D’autres, il est vrai, préparent sa fermeture. Déjà en 1886, la « Lanterne » avait demandé la laïcisation intégrale du Collège. Plus tard, en 1904, l' « Action » publie un article contre les collèges de Lesneven et de Saint-Pol-de-Léon « où l’on conspire contre la République ». En 1907, M. Yves Lefebvre écrit dans « Pages libres » : « Ces deux collèges sont en plein pays breton comme les forteresses intellectuelles de la Chouannerie ». Quatre ans après, M. Antoine Bott expose au long dans la « Bretagne nouvelle », revue mensuelle des « Bleus de Bretagne » la « situation anormale du séminaire de Lesneven ». En 1912 et 1913, les articles se multiplient un peu partout.

« Péniblement émus » de cette campagne dont le but était « d’empêcher le renouvelleraient du contrat du Collège de Lesneven », les membres laïques de l' « Amicale des professeurs du Collège » adressèrent une pétition au Ministre de l'Instruction publique, le 22 février 1913. Ils la terminaient par le voeu suivant : « Notre plus vif désir est de voir le Gouvernement de la République maintenir à cet établissement son caractère actuel, persuadés que, loin de dégénérer, il continuera dans l’avenir, comme dans le passé, à former des hommes éclairés, des citoyens dévoués sur qui le pays puisse être toujours en droit de compter ».

Le Ministre, M. Viviani, répondit, le 24 décembre 1913, à la Chambre des députés.
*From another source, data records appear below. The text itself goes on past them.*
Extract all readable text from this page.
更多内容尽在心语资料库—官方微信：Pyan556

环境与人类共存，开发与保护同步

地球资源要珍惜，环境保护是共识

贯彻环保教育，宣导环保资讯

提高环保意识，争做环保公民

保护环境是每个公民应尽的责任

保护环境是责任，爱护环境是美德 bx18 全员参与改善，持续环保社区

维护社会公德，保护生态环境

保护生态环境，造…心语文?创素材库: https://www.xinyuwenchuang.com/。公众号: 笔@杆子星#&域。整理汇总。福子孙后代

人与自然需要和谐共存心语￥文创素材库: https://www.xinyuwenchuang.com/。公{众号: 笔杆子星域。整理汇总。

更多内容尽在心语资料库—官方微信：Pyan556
On discutait le projet de loi relatif au renouvellement des traités passés entre l'Etat et les Villes pour l’entretien des collèges communaux de garçons. M. Viviani monta à la tribune pour déclarer qu’il demanderait à la Municipalité de Lesneven de renoncer aux ecclésiastiques qui se trouvent dans son Collège, et que, si la Municipalité n’acceptait pas cette condition, lui, ministre, refuserait d’apposer la signature de l'Etat au bas du contrat.

Après les déclarations du Ministre, M. Louis Soubigou, député de la 3ème circonscription de Brest, prononça un discours « très éloquent et très complet » — suivant les expressions mêmes de M. Viviani — pour défendre le Collège de Lesneven et les intérêts divers (intérêts de la Commune, de la région, des maîtres, de l'Université) que léserait la laïcisation projetée.

M. Alexandre Lefas, député d'Ille-et-Vilaine et membre de la commission de l'Enseignement, intervint aussi dans la discussion. Mais, malgré une argumentation très précise que renforçait l’autorité dont il jouissait à la Chambre, il ne put, avec M. Soubigou, assurer le triomphe de la justice et du bon sens.

Deux mois après, le 27 février 1914, le Conseil municipal de Lesneven, repoussait à l’unanimité par 13 non et 3 bulletins blancs la laïcisation du Collège...

Lesneven (Bretagne) : le collège.

Le 30 septembre 1914, le Collège de Lesneven fermait ses portes. Avec lui disparaissait un établissement qui a rendu à la société de très grands services et à qui une collaboration loyale d’environ quatre vingt ans entre l'Université et l'Eglise avait donné une physionomie originale (Eugène Corgne, ancien professeur au Lycée de Pontivy).